YARGITAY KARARI
DAİRE : 2. Ceza Dairesi
ESAS NO : 2013/29198
KARAR NO : 2015/345
KARAR TARİHİ : 20.01.2015
MAHKEMESİ : Asliye Ceza Mahkemesi
SUÇ : Hırsızlık
Dosya incelenerek gereği düşünüldü:
I-Sanık … hakkında kurulan hükme yönelik yapılan temyiz incelemesinde;
Dosya kapsamına göre; olay tarihinde katılanın asfalta kilitleyerek bıraktığı römorkunun kilidinin kırılarak çalınması şeklinde gerçekleşen eylemin 5237 sayılı TCK’nın 142/1-b maddesi kapsamında değerlendirilmesi gerekirken, “kullanım gereği açıkta bırakılan eşya üzerinde hırsızlık” olarak kabul edilmek suretiyle aynı Yasa’nın 142/1-e maddesi ile uygulama yapılması, ceza miktarlarının aynı olması nedeniyle sonuca etkili olmadığından bozma nedeni yapılmamıştır.

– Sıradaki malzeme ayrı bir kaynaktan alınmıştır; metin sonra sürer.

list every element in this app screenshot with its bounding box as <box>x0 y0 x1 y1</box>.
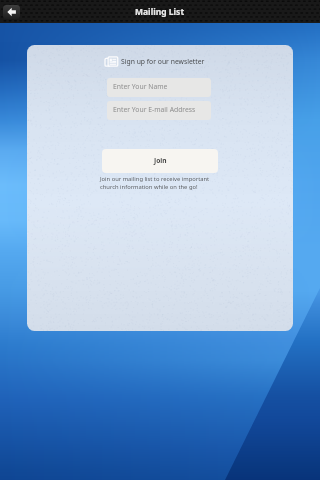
staticText: Mailing List <box>135 6 185 18</box>
staticText: Enter Your Name <box>113 82 168 91</box>
button[interactable]: Join <box>102 149 218 173</box>
staticText: Join our mailing list to receive importa… <box>100 175 210 191</box>
button[interactable]: Enter Your E-mail Address <box>107 101 211 120</box>
staticText: Sign up for our newsletter <box>121 57 205 66</box>
staticText: Join <box>154 156 167 165</box>
staticText: Enter Your E-mail Address <box>113 105 196 114</box>
button[interactable]: Back <box>3 5 20 19</box>
button[interactable]: Enter Your Name <box>107 78 211 97</box>
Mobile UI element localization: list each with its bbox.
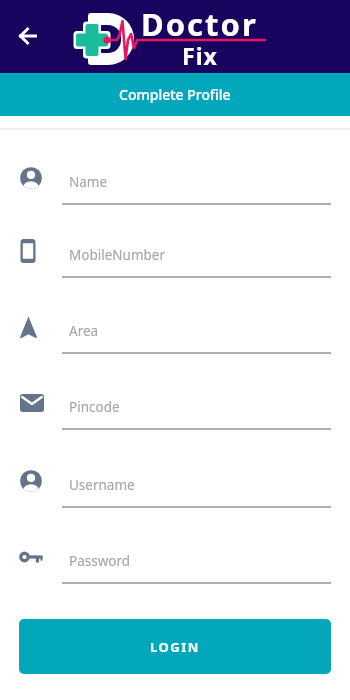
button[interactable]: Name <box>0 152 350 206</box>
staticText: Area <box>69 322 99 340</box>
staticText: Pincode <box>69 398 120 416</box>
staticText: Name <box>69 173 108 191</box>
button[interactable]: Password <box>0 531 350 585</box>
button[interactable]: Area <box>0 301 350 355</box>
staticText: LOGIN <box>150 638 200 656</box>
button[interactable]: MobileNumber <box>0 225 350 279</box>
staticText: Username <box>69 476 135 494</box>
staticText: Doctor <box>141 3 258 45</box>
staticText: Fix <box>182 40 218 71</box>
staticText: Complete Profile <box>119 85 231 104</box>
button[interactable] <box>12 20 44 52</box>
button[interactable]: LOGIN <box>19 619 331 674</box>
staticText: Password <box>69 552 131 570</box>
button[interactable]: Pincode <box>0 377 350 431</box>
button[interactable]: Username <box>0 455 350 509</box>
staticText: MobileNumber <box>69 246 166 264</box>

Yapılan duruşmaya toplanan delillere mahkemenin soruşturma sonuçlarına uygun oluşan kanaat ve takdirine göre diğer itirazlar yerinde görülmemiştir, ancak;
Daha ağır cezayı içeren Bucak Asliye Ceza Mahkemesinin 25/09/2006 tarihli 422-224 sayılı kararının tekerrüre esas alınması gerekirken, bu karar ile birlikte Bucak Asliye Ceza Mahkemesinin 14/05/2003 tarihli 220-154 sayılı kararının mükerrirliğe esas alınması,
Bozmayı gerektirmiş, sanık …’ın temyiz itirazları bu itibarla yerinde görülmüş olduğundan hükmün bu sebepten dolayı 1412 sayılı CMUK’nın 321. maddesi gereğince BOZULMASINA, ancak bu aykırılığın aynı Kanun’un 322. maddesine göre düzeltilmesi mümkün olduğundan, sanık hakkında Bucak Asliye Ceza Mahkemesinin 25/09/2006 tarihli 422-224 sayılı kararın mükerrirliğe esas alınmasına karar verilmesi suretiyle hükmün DÜZELTİLEREK ONANMASINA,
II-Sanık … hakkında kurulan hükme yönelik yapılan temyiz incelemesinde;
1-Dosya kapsamına göre; olay tarihinde katılanın asfalta kilitleyerek bıraktığı römorkunun kilidinin kırılarak çalınması şeklinde gerçekleşen eylemin 5237 sayılı TCK’nın 142/1-b maddesi kapsamında değerlendirilmesi gerekirken, “kullanım gereği açıkta bırakılan eşya üzerinde hırsızlık” olarak kabul edilmek suretiyle aynı Yasa’nın 142/1-e maddesi ile uygulama yapılması,
2-Dosya kapsamına göre; gerek alınan ifade içerikleri gerekse telefon görüşme kayıtları itibariyle, sanık …’un olay yerine gittiğine ilişkin sanık…’ın Cumhuriyet savcılığı huzurunda alınan ifadesi dışında başka bir delil bulunmadığı ancak telefon görüşme içerikleri itibariyle ve sanıklar … ile …’un müdafii huzurunda alınan kolluk ifadeleri uyarınca sanık …’un diğer sanıkların çaldıkları römorku önce sakladığı sonrasında da içindeki müştekiye ait mutfak malzemelerini alıp terk ettiği anlaşıldığından, sanık …’un diğer sanıklarla önceden anlaşmaları uyarınca suça konu eşyaları saklamak suretiyle hırsızlık suçuna yardım eden olarak iştirak ettiği gözetilerek hakkında TCK’nın 39/2-c. maddesinin uygulanması gerektiği düşünülmeden yazılı şekilde uygulama yapılarak fazla ceza tayini,
3-Kabule göre de; sanık hakkında iddianamede 5237 sayılı TCK’nın 39. maddesinin uygulanmasının istenilmesine karşı ek savunma hakkı verilmeden, aynı Yasa’nın 37/1. maddesinin uygulanması suretiyle 5271 sayılı CMK’nın 226. maddesine aykırı davranılması,
Bozmayı gerektirmiş, sanık … müdafiinin temyiz itirazları bu itibarla yerinde görülmüş olduğundan hükmün bu sebepten dolayı isteme aykırı BOZULMASINA, 20/01/2015 tarihinde oybirliğiyle karar verildi.